Dairy Farmers of Britain is in receivership.
Milk quota broker agent Ian Potter said farmer suppliers faced losing an estimated £14,000 each in unpaid milk on top of an average farmer investment of £25,000 which has already been lost.
“It will undoubtedly be quoted in future and may well deter others from setting up co-operative ventures. But at least DFOB has now been taken to the vets and put out of its misery.”
The co-0perative was established in 2002 , has around 1800 farmer members who supply more than 1 billion litres of milk – about 10% of British milk production. It employs more than 2000 people.
Dairying in Britain is not in a healthy state. Production and cow numbers have fallen prompting farming leaders to urge retailers to pay a fair price for milk.
Everyone in the milk supply chain needs to make a fair profit and retailers needed to stop gambling with the security of milk supplies, it said.
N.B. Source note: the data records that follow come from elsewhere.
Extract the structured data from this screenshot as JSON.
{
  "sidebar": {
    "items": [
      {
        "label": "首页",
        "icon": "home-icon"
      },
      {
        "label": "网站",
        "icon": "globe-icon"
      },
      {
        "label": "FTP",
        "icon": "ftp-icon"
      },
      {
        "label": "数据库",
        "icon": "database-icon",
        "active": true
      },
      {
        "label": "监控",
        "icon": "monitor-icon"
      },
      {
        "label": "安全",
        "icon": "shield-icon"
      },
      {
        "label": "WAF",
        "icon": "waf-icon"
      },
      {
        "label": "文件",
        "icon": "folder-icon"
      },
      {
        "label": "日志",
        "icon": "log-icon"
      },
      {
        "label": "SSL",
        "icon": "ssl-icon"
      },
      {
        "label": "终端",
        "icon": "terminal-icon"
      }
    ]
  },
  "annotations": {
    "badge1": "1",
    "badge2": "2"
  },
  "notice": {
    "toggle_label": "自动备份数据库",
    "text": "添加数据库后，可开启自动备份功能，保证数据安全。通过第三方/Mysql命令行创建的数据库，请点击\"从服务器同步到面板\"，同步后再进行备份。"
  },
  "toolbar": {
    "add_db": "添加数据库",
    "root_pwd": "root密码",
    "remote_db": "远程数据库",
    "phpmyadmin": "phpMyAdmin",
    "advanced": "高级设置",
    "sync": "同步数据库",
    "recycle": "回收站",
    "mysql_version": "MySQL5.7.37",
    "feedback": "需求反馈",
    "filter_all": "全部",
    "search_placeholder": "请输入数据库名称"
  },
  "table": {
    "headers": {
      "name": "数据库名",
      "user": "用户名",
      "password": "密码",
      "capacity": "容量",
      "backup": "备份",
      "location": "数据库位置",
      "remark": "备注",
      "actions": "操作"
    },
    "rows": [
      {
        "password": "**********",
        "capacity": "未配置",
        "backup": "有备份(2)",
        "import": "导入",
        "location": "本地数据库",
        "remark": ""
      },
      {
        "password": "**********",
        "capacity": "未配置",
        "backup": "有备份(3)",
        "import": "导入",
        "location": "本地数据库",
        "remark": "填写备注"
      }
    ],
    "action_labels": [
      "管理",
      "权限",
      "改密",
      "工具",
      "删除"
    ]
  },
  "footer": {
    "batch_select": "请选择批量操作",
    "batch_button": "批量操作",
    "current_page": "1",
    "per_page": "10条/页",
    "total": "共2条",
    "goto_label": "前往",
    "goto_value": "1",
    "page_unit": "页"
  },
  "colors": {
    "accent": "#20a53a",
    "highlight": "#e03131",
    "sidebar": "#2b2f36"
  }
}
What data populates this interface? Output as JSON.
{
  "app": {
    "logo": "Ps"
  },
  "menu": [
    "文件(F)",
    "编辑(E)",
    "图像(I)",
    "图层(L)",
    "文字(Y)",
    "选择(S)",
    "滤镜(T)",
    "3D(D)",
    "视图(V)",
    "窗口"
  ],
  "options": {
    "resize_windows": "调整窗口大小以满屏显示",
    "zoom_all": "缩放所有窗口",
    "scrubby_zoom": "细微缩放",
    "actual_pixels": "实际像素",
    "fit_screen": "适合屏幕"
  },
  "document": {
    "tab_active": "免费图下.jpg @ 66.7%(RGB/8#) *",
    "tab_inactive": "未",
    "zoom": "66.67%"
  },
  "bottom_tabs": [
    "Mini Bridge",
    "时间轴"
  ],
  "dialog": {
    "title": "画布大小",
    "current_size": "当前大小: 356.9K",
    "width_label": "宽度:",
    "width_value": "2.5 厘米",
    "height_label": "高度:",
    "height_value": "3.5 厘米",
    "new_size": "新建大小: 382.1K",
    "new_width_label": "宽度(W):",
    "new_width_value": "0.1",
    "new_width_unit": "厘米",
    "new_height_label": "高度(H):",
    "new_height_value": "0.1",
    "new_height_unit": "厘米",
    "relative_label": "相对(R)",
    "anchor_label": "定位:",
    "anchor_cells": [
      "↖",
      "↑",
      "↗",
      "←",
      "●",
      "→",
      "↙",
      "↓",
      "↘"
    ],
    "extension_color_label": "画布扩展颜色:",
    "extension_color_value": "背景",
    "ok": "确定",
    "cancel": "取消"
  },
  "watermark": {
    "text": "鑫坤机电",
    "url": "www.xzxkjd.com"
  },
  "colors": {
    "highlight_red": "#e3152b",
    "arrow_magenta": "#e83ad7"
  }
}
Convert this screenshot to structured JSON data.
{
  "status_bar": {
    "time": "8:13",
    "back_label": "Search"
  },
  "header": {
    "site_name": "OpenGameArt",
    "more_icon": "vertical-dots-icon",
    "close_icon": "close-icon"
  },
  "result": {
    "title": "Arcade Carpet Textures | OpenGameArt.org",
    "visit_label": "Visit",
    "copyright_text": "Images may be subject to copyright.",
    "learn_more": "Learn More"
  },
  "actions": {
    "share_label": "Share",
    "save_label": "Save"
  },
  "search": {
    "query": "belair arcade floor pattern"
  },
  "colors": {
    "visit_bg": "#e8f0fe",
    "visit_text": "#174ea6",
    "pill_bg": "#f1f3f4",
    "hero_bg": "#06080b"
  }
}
“Our message is very simple. If you want to guarantee a supply of quality British milk, cheese and dairy products you must take steps to secure it,” it added.
New Zealand producers may be concerned that the industry-wide group asked retailers and food service companies to commit to sourcing British dairy products because that will be direct competition for our milk and cheese.
Anyone who thinks promoting Kiwi-made is still a good idea should take note of this because if we urge domestic consumers to buy local, we can’t argue when overseas competitors urge their domestic consumers to buy local too.
Anti-Dismal posts on Canadian concerns about the impact the USA Buy-American campaign will have on them.
Protectionism by any other name still stinks.